The death announcement prompted a "flurry of obituaries" from various media outlets, said Al Jazeera, and Bollywood stars posted "mournful tributes". Pandey's Wikipedia page was also updated to reflect her supposed death.
But sceptics pointed to online footage of Pandey on a boat in Goa, "apparently in good health", that had been posted to her account only four days before the announcement.
'Yes, I faked my demise'
Known for her outlandish stunts, Pandey gained fame in 2011 after promising to "strip for the Indian cricket team if they won the World Cup", said Sky News.
And she has gained further notoriety after admitting to her 1.3 million Instagram followers on Saturday that "yes, I faked my demise".
"Extreme, I know," she said in a video posted on the platform. "But suddenly we all are talking about cervical cancer, aren't we? I am proud of what my death news has been able to achieve."
Urging her followers to "bring #DeathToCervicalCancer", Pandey continued: "Unlike some other cancers, cervical cancer is entirely preventable. The key lies in the HPV vaccine and early detection tests. We have the means to ensure no one loses their life to this disease. Let's empower one another with critical awareness."
In a subsequent post defending her actions, Pandey said: "Feel free to express your frustration, I understand. But this is not just lip service – instead, I'm committing my entire body to the service of cervical cancer."

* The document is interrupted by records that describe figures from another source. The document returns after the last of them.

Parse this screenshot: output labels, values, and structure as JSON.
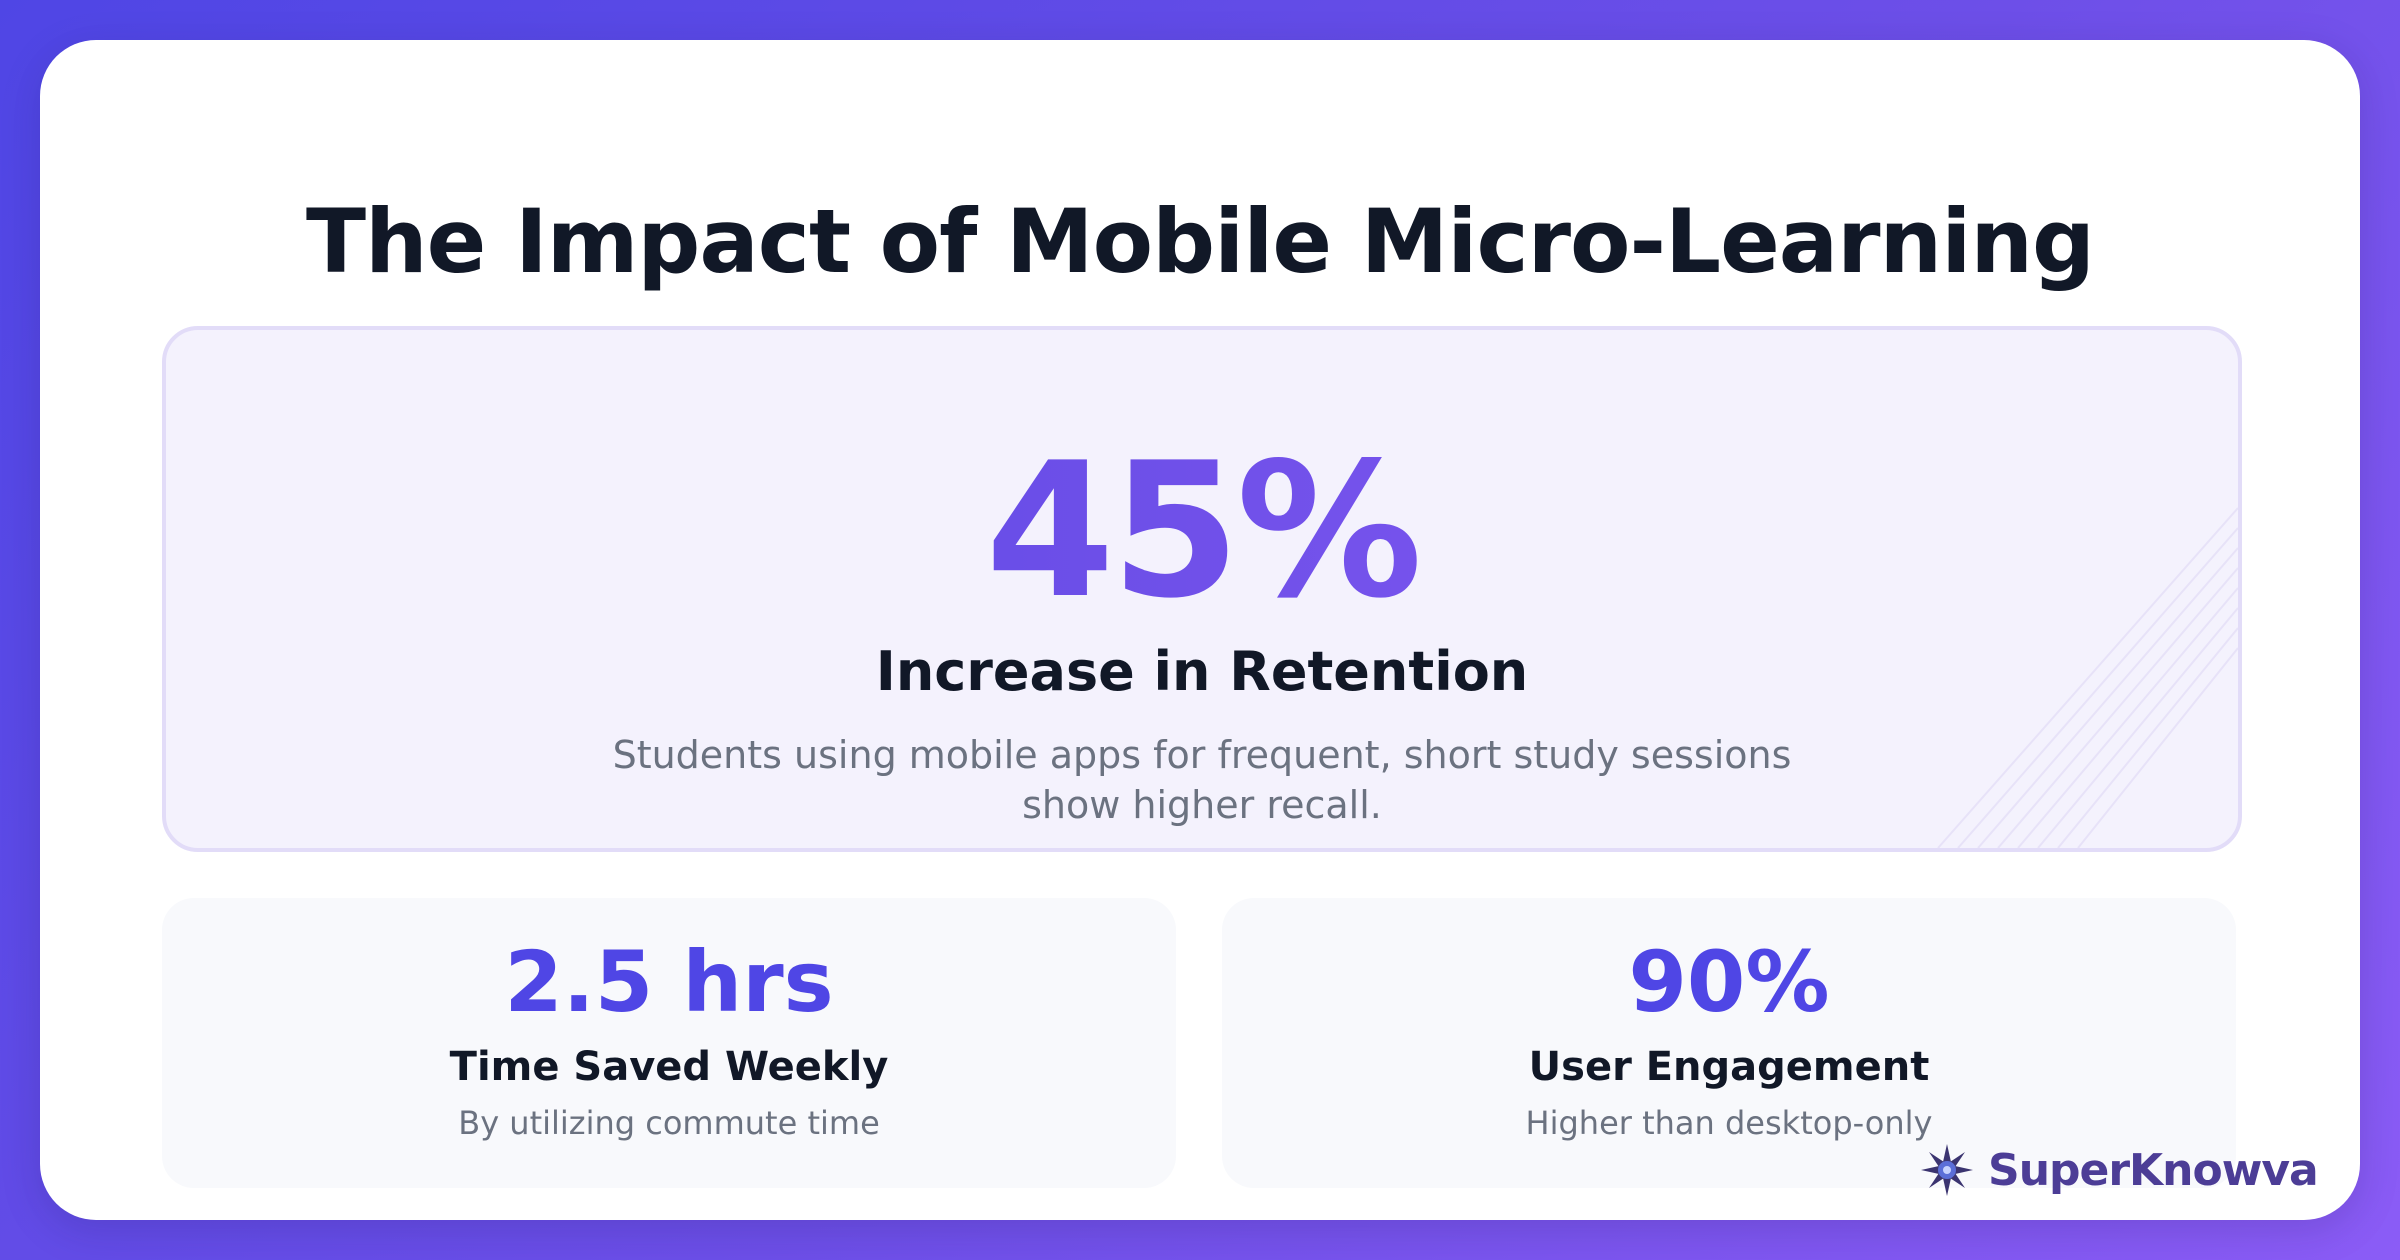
{
  "title": "The Impact of Mobile Micro-Learning",
  "hero": {
    "value": "45%",
    "label": "Increase in Retention",
    "description": "Students using mobile apps for frequent, short study sessions show higher recall."
  },
  "stats": [
    {
      "value": "2.5 hrs",
      "label": "Time Saved Weekly",
      "description": "By utilizing commute time"
    },
    {
      "value": "90%",
      "label": "User Engagement",
      "description": "Higher than desktop-only"
    }
  ],
  "brand": {
    "name": "SuperKnowva",
    "icon": "starburst-logo-icon"
  },
  "colors": {
    "accent": "#4f46e5",
    "accent_secondary": "#8b5cf6",
    "heading": "#111827",
    "muted": "#6b7280"
  }
}
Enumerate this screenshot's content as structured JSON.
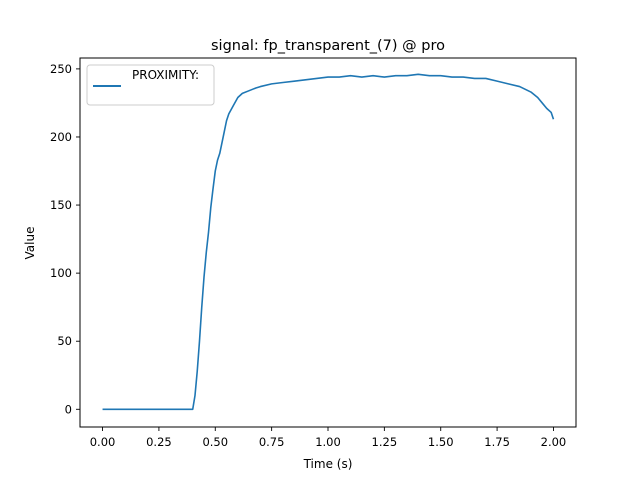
{
  "chart_data": {
    "type": "line",
    "title": "signal: fp_transparent_(7) @ pro",
    "xlabel": "Time (s)",
    "ylabel": "Value",
    "xlim": [
      -0.1,
      2.1
    ],
    "ylim": [
      -13,
      258
    ],
    "xticks": [
      0.0,
      0.25,
      0.5,
      0.75,
      1.0,
      1.25,
      1.5,
      1.75,
      2.0
    ],
    "xtick_labels": [
      "0.00",
      "0.25",
      "0.50",
      "0.75",
      "1.00",
      "1.25",
      "1.50",
      "1.75",
      "2.00"
    ],
    "yticks": [
      0,
      50,
      100,
      150,
      200,
      250
    ],
    "ytick_labels": [
      "0",
      "50",
      "100",
      "150",
      "200",
      "250"
    ],
    "grid": false,
    "legend_position": "top-left",
    "series": [
      {
        "name": "PROXIMITY:",
        "color": "#1f77b4",
        "x": [
          0.0,
          0.1,
          0.2,
          0.3,
          0.4,
          0.41,
          0.42,
          0.43,
          0.44,
          0.45,
          0.46,
          0.47,
          0.48,
          0.49,
          0.5,
          0.51,
          0.52,
          0.53,
          0.54,
          0.55,
          0.56,
          0.58,
          0.6,
          0.62,
          0.65,
          0.68,
          0.7,
          0.75,
          0.8,
          0.85,
          0.9,
          0.95,
          1.0,
          1.05,
          1.1,
          1.15,
          1.2,
          1.25,
          1.3,
          1.35,
          1.4,
          1.45,
          1.5,
          1.55,
          1.6,
          1.65,
          1.7,
          1.75,
          1.8,
          1.85,
          1.9,
          1.93,
          1.95,
          1.97,
          1.99,
          2.0
        ],
        "y": [
          0,
          0,
          0,
          0,
          0,
          10,
          28,
          50,
          75,
          97,
          115,
          130,
          148,
          162,
          175,
          183,
          188,
          196,
          204,
          212,
          217,
          223,
          229,
          232,
          234,
          236,
          237,
          239,
          240,
          241,
          242,
          243,
          244,
          244,
          245,
          244,
          245,
          244,
          245,
          245,
          246,
          245,
          245,
          244,
          244,
          243,
          243,
          241,
          239,
          237,
          233,
          229,
          225,
          221,
          218,
          213
        ]
      }
    ]
  }
}
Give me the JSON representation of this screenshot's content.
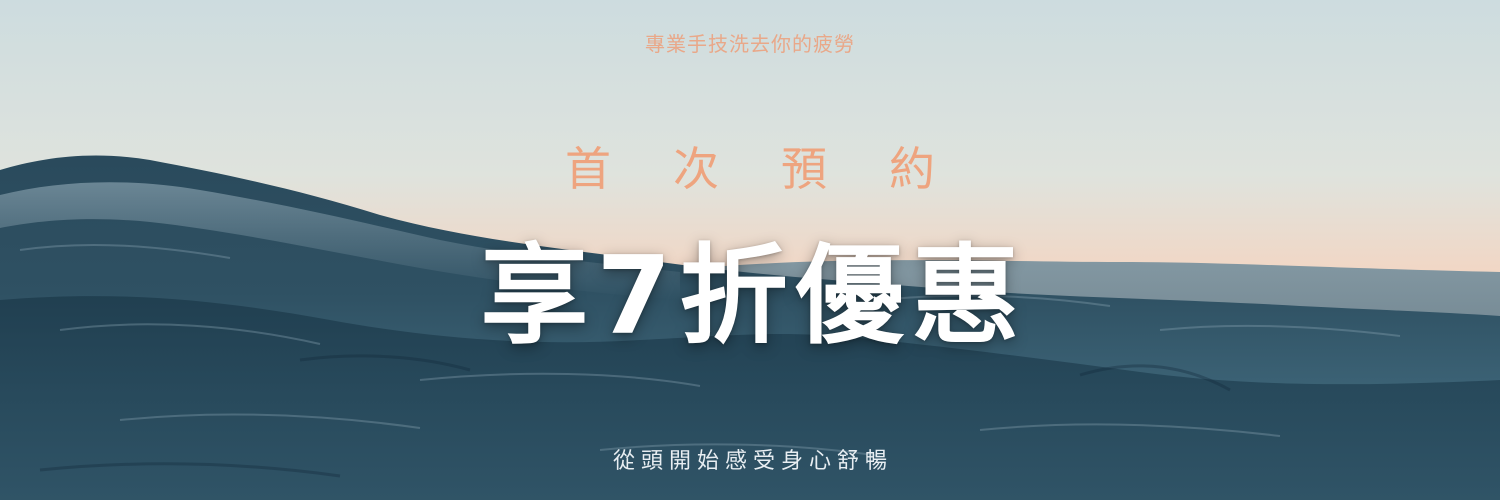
{
  "banner": {
    "tagline": "專業手技洗去你的疲勞",
    "subtitle": "首次預約",
    "headline": "享7折優惠",
    "footer": "從頭開始感受身心舒暢"
  },
  "colors": {
    "tagline": "#e9a889",
    "subtitle": "#eea47f",
    "headline": "#ffffff",
    "footer": "#e8eef2",
    "sky_top": "#cfdde0",
    "sky_horizon": "#f2d2c0",
    "sea_dark": "#1d3b4d",
    "sea_mid": "#3b5f72"
  },
  "background": {
    "image_name": "ocean-wave-photo"
  }
}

According to the World Health Organization, India accounts for up to a quarter of the world's cervical cancer cases, with more than 200 women losing their lives to the disease each day. Health campaigners are urging the Indian government to implement national HPV vaccinations for young girls, a move that "in the UK has cut the incidence of cervical cancer by 87% in women now in their 20s who were offered the vaccine between the ages of 12 and 13", reported The Guardian.